Hannah Marie Wormington, Among First Women Archaeologists, Dead at 79
DENVER (AP) _ Hannah Marie Wormington, one of the nation’s first women to forge a career in archaeology and an expert on the Paleo-Indian period, died in a fire at her home. She was 79.
She was found dead in her bed Tuesday of smoke inhalation, investigators said. They believe Wormington had been smoking carelessly. A smoke detector in the house had no battery.
Wormington wrote at least 15 books and scores of articles for scientific publications. Her writings served as textbooks for a generation. A Denver native, she was affiliated with the Denver Museum of Natural History for nearly six decades. The museum named her curator emeritus in 1968.
In 1958, she became the first woman to head the Society for American Archaeology.
″She was one of the first and foremost woman scholars in archaeology in North America,″ said James Dixon, the museum’s curator of archaeology.

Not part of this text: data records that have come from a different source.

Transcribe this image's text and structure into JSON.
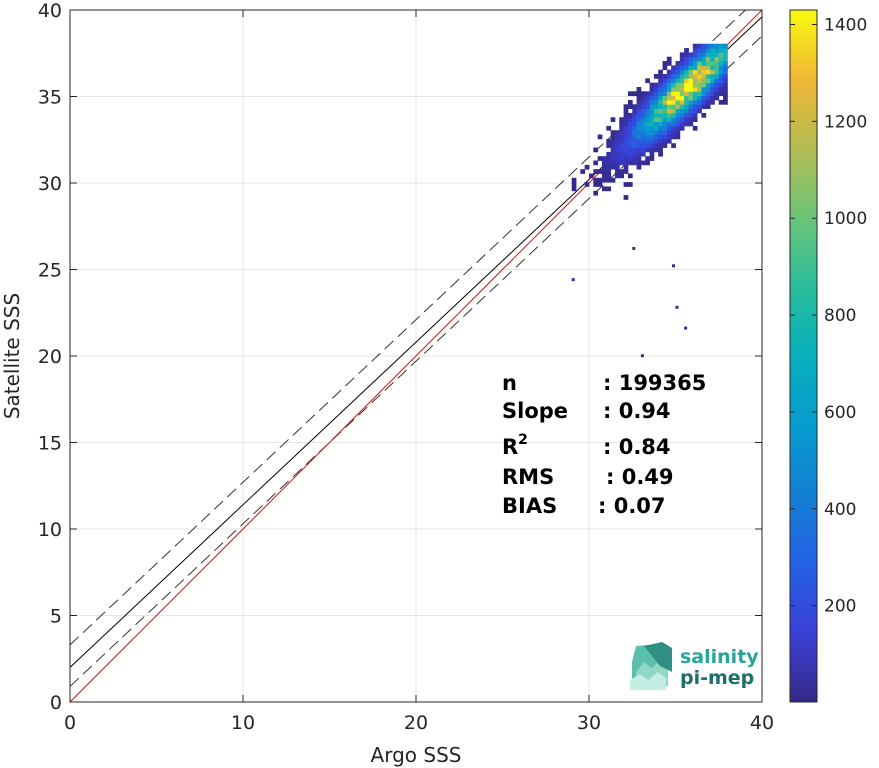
{
  "chart_data": {
    "type": "heatmap",
    "xlabel": "Argo SSS",
    "ylabel": "Satellite SSS",
    "xlim": [
      0,
      40
    ],
    "ylim": [
      0,
      40
    ],
    "xticks": [
      0,
      10,
      20,
      30,
      40
    ],
    "yticks": [
      0,
      5,
      10,
      15,
      20,
      25,
      30,
      35,
      40
    ],
    "grid": true,
    "colorbar": {
      "clim": [
        1,
        1430
      ],
      "ticks": [
        200,
        400,
        600,
        800,
        1000,
        1200,
        1400
      ],
      "colormap": "parula"
    },
    "reference_lines": {
      "identity": {
        "slope": 1,
        "intercept": 0,
        "color": "#ff0000"
      },
      "fit": {
        "slope": 0.94,
        "intercept": 2.0,
        "color": "#000000"
      },
      "fit_upper": {
        "slope": 0.94,
        "intercept": 3.3,
        "style": "dashed"
      },
      "fit_lower": {
        "slope": 0.94,
        "intercept": 0.9,
        "style": "dashed"
      }
    },
    "density_core": {
      "x_range": [
        28.0,
        37.8
      ],
      "y_range": [
        28.8,
        38.0
      ],
      "peak_at": [
        35.5,
        35.5
      ],
      "peak_count": 1430
    },
    "outliers": [
      [
        29.0,
        24.5
      ],
      [
        35.5,
        21.7
      ],
      [
        33.0,
        20.1
      ],
      [
        34.8,
        25.3
      ],
      [
        35.0,
        22.9
      ],
      [
        32.5,
        26.3
      ]
    ],
    "stats": [
      {
        "label": "n",
        "value": ": 199365"
      },
      {
        "label": "Slope",
        "value": ": 0.94"
      },
      {
        "label": "R",
        "sup": "2",
        "value": ": 0.84"
      },
      {
        "label": "RMS",
        "value": ": 0.49"
      },
      {
        "label": "BIAS",
        "value": ": 0.07"
      }
    ]
  },
  "logo": {
    "line1": "salinity",
    "line2": "pi-mep"
  },
  "colors": {
    "identity": "#ff0000",
    "fit": "#000000",
    "grid": "#e6e6e6",
    "logo_teal": "#26a69a",
    "logo_dark": "#1e6f6a"
  }
}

During Wormington’s early career, a woman in archaeology was a rarity. Sarah Nelson, head of the anthropology department at the University of Denver, said Wormington signed her early writings ″H.M.″ Wormington to conceal her gender.

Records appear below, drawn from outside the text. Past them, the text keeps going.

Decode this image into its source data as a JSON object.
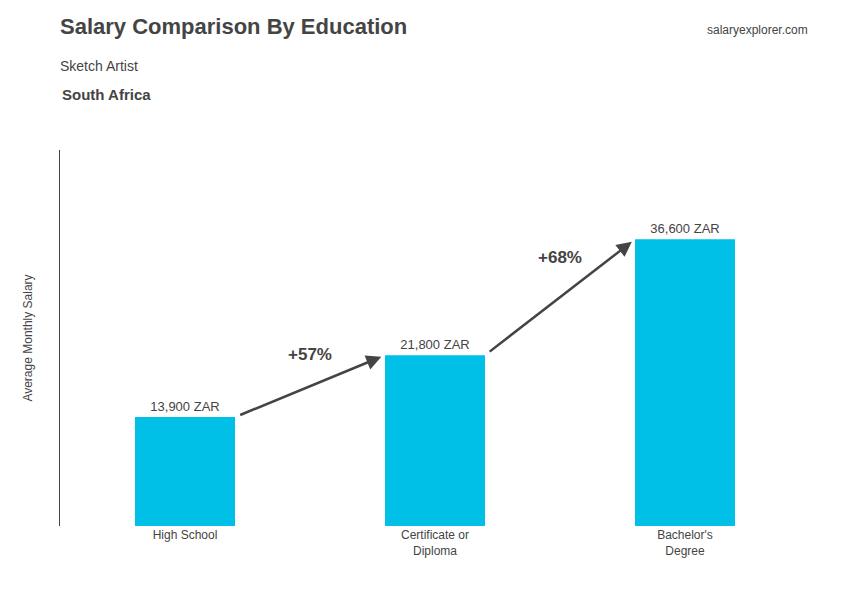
{
  "chart_data": {
    "type": "bar",
    "title": "Salary Comparison By Education",
    "subtitle": "Sketch Artist",
    "ylabel": "Average Monthly Salary",
    "categories": [
      "High School",
      "Certificate or\nDiploma",
      "Bachelor's\nDegree"
    ],
    "values": [
      13900,
      21800,
      36600
    ],
    "value_labels": [
      "13,900 ZAR",
      "21,800 ZAR",
      "36,600 ZAR"
    ],
    "data_labels": true,
    "color": "#00c0e8",
    "ylim": [
      0,
      48000
    ],
    "yticks": [],
    "grid": false,
    "tick_labels": "x",
    "annotations": [
      {
        "text": "South Africa"
      },
      {
        "text": "salaryexplorer.com"
      },
      {
        "text": "+57%",
        "from": "High School",
        "to": "Certificate or\nDiploma"
      },
      {
        "text": "+68%",
        "from": "Certificate or\nDiploma",
        "to": "Bachelor's\nDegree"
      }
    ]
  }
}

One of her specialties was the period when Indians crossed the Bering Strait land bridge from Asia as long ago as 10,000 B.C.
Wormington graduated from the University of Denver in 1935 and received master’s and doctoral degrees from Radcliffe College. She was the second woman admitted to Harvard’s anthropology department.
″When she was attending classes at Harvard, she had to sit outside the lecture hall in at least one of her classes because the professor didn’t allow ladies inside,″ said Dennis Stanford, a spokesman for the Smithsonian Institute.